La Ve République n’est plus adaptée à ce qu’est devenue la sociologie électorale, effet des transformations profondes qu’a connues la France depuis le début des années 1980. Le sondeur et géographe Jérôme Fourquet, auteur notamment de la trilogie L’Archipel français, Naissance d’une nation multiple et divisée (Seuil, 2019), La France sous nos yeux, économie, paysages, nouveaux modes de vie (co-écrit avec Jean Laurent Cassely, Seuil, 2021) et La France d’après, tableau politique (Seuil, 2023), décrit les ressorts des deux dynamiques contradictoires, celle qui porte le RN et celle qui a réactivé le front républicain, dont le télescopage est à l’origine du blocage institutionnel actuel.
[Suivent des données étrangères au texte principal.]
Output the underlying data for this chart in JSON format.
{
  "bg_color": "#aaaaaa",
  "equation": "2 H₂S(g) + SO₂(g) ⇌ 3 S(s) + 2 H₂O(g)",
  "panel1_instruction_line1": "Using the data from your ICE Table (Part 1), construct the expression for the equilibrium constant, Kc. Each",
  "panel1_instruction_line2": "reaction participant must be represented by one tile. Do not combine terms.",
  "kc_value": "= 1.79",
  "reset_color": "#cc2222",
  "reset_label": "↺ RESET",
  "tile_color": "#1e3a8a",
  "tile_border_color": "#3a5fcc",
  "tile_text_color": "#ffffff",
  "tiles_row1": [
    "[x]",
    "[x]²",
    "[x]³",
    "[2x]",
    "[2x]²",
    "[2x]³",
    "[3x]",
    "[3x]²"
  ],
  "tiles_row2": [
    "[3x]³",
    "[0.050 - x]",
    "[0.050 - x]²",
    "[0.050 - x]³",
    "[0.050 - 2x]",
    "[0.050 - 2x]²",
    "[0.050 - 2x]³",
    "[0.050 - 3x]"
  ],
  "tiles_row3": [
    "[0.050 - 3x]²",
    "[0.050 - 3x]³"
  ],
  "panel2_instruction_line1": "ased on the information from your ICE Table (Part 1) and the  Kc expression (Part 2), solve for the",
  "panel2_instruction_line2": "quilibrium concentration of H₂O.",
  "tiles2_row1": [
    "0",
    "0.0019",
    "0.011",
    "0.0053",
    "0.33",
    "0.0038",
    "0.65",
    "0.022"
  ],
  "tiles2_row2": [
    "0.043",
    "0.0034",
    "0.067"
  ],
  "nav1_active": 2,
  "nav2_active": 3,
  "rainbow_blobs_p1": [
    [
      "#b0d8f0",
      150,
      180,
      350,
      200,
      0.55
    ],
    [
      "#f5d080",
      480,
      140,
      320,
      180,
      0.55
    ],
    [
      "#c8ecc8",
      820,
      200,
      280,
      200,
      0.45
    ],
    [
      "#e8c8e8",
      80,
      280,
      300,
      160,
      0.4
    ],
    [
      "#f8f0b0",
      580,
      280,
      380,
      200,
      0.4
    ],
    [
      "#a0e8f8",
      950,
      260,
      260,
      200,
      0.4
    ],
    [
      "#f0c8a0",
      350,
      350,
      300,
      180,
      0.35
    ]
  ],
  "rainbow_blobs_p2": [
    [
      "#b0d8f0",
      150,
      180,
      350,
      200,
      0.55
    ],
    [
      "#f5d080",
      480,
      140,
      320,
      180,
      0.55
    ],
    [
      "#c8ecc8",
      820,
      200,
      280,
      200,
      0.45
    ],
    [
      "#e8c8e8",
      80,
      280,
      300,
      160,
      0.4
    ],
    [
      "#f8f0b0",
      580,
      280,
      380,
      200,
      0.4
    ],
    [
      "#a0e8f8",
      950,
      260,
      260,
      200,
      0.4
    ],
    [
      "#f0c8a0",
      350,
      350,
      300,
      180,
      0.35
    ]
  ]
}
Laurent Ottavi (Élucid) : À la surprise générale, le Nouveau Front Populaire (NFP) a été porté en tête des élections législatives de l’été dernier, sans qu’il soit en mesure d’imposer un Premier ministre. Le Rassemblement national a fait un bond spectaculaire depuis les dernières élections législatives sans parvenir lui non plus à gagner Matignon. Le bloc central, enfin, a réussi à limiter les dégâts. La reconfiguration politique que vous analysez depuis quelques années ne fait-elle que suivre son cours ?
Jérôme Fourquet : Le paysage demeure conforme à ce qui a été observé au moment du premier tour de l’élection présidentielle de 2022 : un bloc central porté par Emmanuel Macron, un bloc de droite nationale incarné par le RN et Zemmour et un bloc de gauche rassemblé pour l’essentiel par Jean-Luc Mélenchon. Cette structuration autour de trois grands blocs s’est cependant modifiée en termes de rapports de force et de répartition de sièges. La situation actuelle résulte du choc de deux dynamiques contradictoires qui sont aussi deux phénomènes politiques majeurs.
D’un côté, on constate l’impressionnante progression du RN qui était à 18 % en moyenne aux élections législatives de 2022 et se situe désormais à 33 % avec son allié ciottiste, un score d’autant plus marquant dans un contexte de forte participation. De l’autre côté, en réaction à la première dynamique, on a observé la réactivation très nette du front républicain, traduisant le fait qu’une majorité absolue de Français ne veut toujours pas du RN au pouvoir.